12  Find Sequence Variants

snippy is a sequence variant finding pipeline, designed for haploid genomes such as prokaryotes and viruses.

As with most kinds of bioinformatics data, there is a data format designed specifically to capture the important elements of the data, and snippy outputs its results in this format.

Good practice

When reporting how you identified variants for your manuscript or dissertation, you should always state:

  1. The software tool you used, with its version number and a citation of the paper describing it (if available; provide a URL to the software if there is no paper)
  2. The parameters used when running the tool (if default parameters were used, state this)

12.1 Using snippy

  1. Navigate to the snippy tool
  2. Select snippy
  3. Select Use a genome from history and build index from Will you select a reference genome…
  4. Choose the SARS_AY278741.gbk file in Use the following dataset as the reference sequence
  5. Select Paired under Single or Paired-end reads
  6. Choose the cleaned post-trimmomatic (R1 paired) data for the forward reads
  7. Choose the cleaned post-trimmomatic (R2 paired) data for the reverse reads
  8. Click Run Tool
Video: Identifying sequence variants using snippy
Caution

snippy can take a few minutes to run to completion.

12.2 snippy Output

snippy provides output in .vcf format, which is designed to be processed by bioinformatics software and is not the most understandable form for humans. To see the snippy output in a more human-readable form, click on the eye icon for the snps table output (Figure 12.1).

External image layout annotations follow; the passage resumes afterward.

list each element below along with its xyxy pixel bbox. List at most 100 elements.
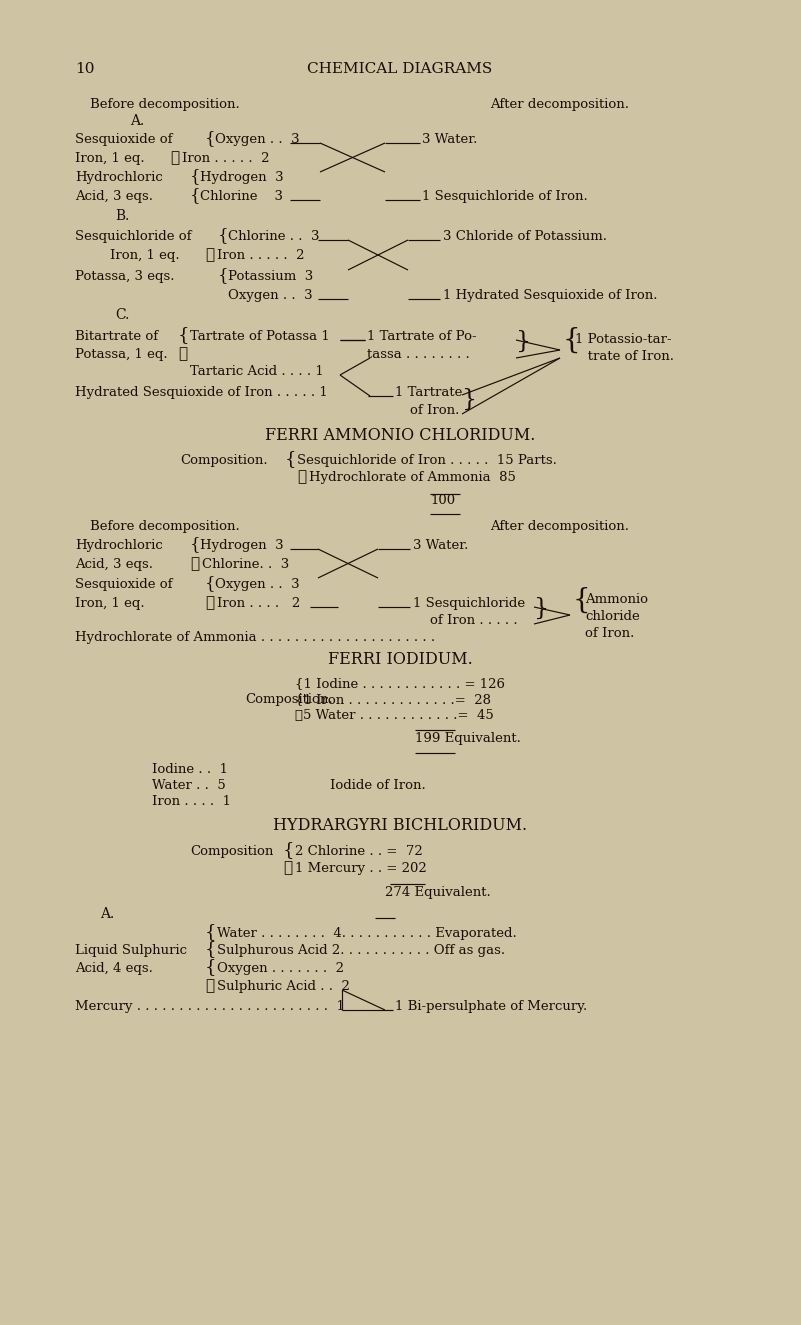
Text: Oxygen . .  3: Oxygen . . 3 (215, 132, 300, 146)
Text: After decomposition.: After decomposition. (490, 519, 629, 533)
Text: Iron, 1 eq.: Iron, 1 eq. (75, 598, 145, 610)
Text: Hydrochlorate of Ammonia . . . . . . . . . . . . . . . . . . . . .: Hydrochlorate of Ammonia . . . . . . . .… (75, 631, 435, 644)
Text: Hydrogen  3: Hydrogen 3 (200, 171, 284, 184)
Text: Iodide of Iron.: Iodide of Iron. (330, 779, 426, 792)
Text: Hydrogen  3: Hydrogen 3 (200, 539, 284, 553)
Text: 3 Water.: 3 Water. (413, 539, 469, 553)
Text: }: } (534, 598, 549, 620)
Text: Hydrated Sesquioxide of Iron . . . . . 1: Hydrated Sesquioxide of Iron . . . . . 1 (75, 386, 328, 399)
Text: ℓ: ℓ (178, 347, 187, 360)
Text: ℓ: ℓ (190, 556, 199, 571)
Text: {: { (190, 537, 200, 553)
Text: ℓ: ℓ (170, 151, 179, 166)
Text: Hydrochloric: Hydrochloric (75, 539, 163, 553)
Text: Water . .  5: Water . . 5 (152, 779, 226, 792)
Text: of Iron.: of Iron. (585, 627, 634, 640)
Text: {: { (205, 958, 216, 977)
Text: CHEMICAL DIAGRAMS: CHEMICAL DIAGRAMS (308, 62, 493, 76)
Text: tassa . . . . . . . .: tassa . . . . . . . . (367, 348, 469, 360)
Text: {: { (563, 327, 581, 354)
Text: Oxygen . . . . . . .  2: Oxygen . . . . . . . 2 (217, 962, 344, 975)
Text: chloride: chloride (585, 610, 640, 623)
Text: Sesquioxide of: Sesquioxide of (75, 578, 172, 591)
Text: Chlorine . .  3: Chlorine . . 3 (228, 231, 320, 242)
Text: Tartrate of Potassa 1: Tartrate of Potassa 1 (190, 330, 330, 343)
Text: Potassa, 1 eq.: Potassa, 1 eq. (75, 348, 167, 360)
Text: {: { (178, 326, 190, 344)
Text: FERRI IODIDUM.: FERRI IODIDUM. (328, 651, 473, 668)
Text: Iron, 1 eq.: Iron, 1 eq. (110, 249, 179, 262)
Text: Ammonio: Ammonio (585, 594, 648, 606)
Text: {: { (573, 587, 590, 613)
Text: trate of Iron.: trate of Iron. (575, 350, 674, 363)
Text: Before decomposition.: Before decomposition. (90, 519, 239, 533)
Text: Bitartrate of: Bitartrate of (75, 330, 158, 343)
Text: of Iron . . . . .: of Iron . . . . . (430, 613, 517, 627)
Text: ℓ: ℓ (205, 596, 214, 610)
Text: 3 Chloride of Potassium.: 3 Chloride of Potassium. (443, 231, 607, 242)
Text: Acid, 3 eqs.: Acid, 3 eqs. (75, 558, 153, 571)
Text: A.: A. (100, 908, 115, 921)
Text: of Iron.: of Iron. (410, 404, 460, 417)
Text: Sesquioxide of: Sesquioxide of (75, 132, 172, 146)
Text: {: { (205, 575, 215, 592)
Text: 1 Tartrate: 1 Tartrate (395, 386, 462, 399)
Text: Iron . . . . .  2: Iron . . . . . 2 (182, 152, 269, 166)
Text: Potassium  3: Potassium 3 (228, 270, 313, 284)
Text: Iron . . . .  1: Iron . . . . 1 (152, 795, 231, 808)
Text: Mercury . . . . . . . . . . . . . . . . . . . . . . .  1: Mercury . . . . . . . . . . . . . . . . … (75, 1000, 345, 1014)
Text: 1 Bi-persulphate of Mercury.: 1 Bi-persulphate of Mercury. (395, 1000, 587, 1014)
Text: Iron . . . . .  2: Iron . . . . . 2 (217, 249, 304, 262)
Text: Hydrochlorate of Ammonia  85: Hydrochlorate of Ammonia 85 (309, 470, 516, 484)
Text: Sesquichloride of Iron . . . . .  15 Parts.: Sesquichloride of Iron . . . . . 15 Part… (297, 454, 557, 466)
Text: Iodine . .  1: Iodine . . 1 (152, 763, 228, 776)
Text: {: { (190, 168, 200, 186)
Text: Oxygen . .  3: Oxygen . . 3 (215, 578, 300, 591)
Text: 274 Equivalent.: 274 Equivalent. (385, 886, 491, 898)
Text: Sesquichloride of: Sesquichloride of (75, 231, 191, 242)
Text: Iron, 1 eq.: Iron, 1 eq. (75, 152, 145, 166)
Text: {1 Iron . . . . . . . . . . . . .=  28: {1 Iron . . . . . . . . . . . . .= 28 (295, 693, 491, 706)
Text: Sulphuric Acid . .  2: Sulphuric Acid . . 2 (217, 980, 350, 992)
Text: FERRI AMMONIO CHLORIDUM.: FERRI AMMONIO CHLORIDUM. (265, 427, 535, 444)
Text: 1 Sesquichloride of Iron.: 1 Sesquichloride of Iron. (422, 189, 588, 203)
Text: }: } (516, 330, 531, 352)
Text: {: { (218, 227, 228, 244)
Text: B.: B. (115, 209, 130, 223)
Text: After decomposition.: After decomposition. (490, 98, 629, 111)
Text: Oxygen . .  3: Oxygen . . 3 (228, 289, 312, 302)
Text: {: { (218, 268, 228, 284)
Text: {: { (190, 187, 200, 204)
Text: C.: C. (115, 307, 130, 322)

Figure 12.1: The snippy snps table output. Key columns in the output are: column 2, indicating the position of the variant; column 3, indicating the variant type; column 7, indicating the feature affected by the variant; and column 11, summarising the effect of the variation
Video: Inspecting snippy output
Questions
  1. Can you find these SNPs manually using JBrowse?
  2. Are any SNPs different or inconsistent between the JBrowse and snippy outputs?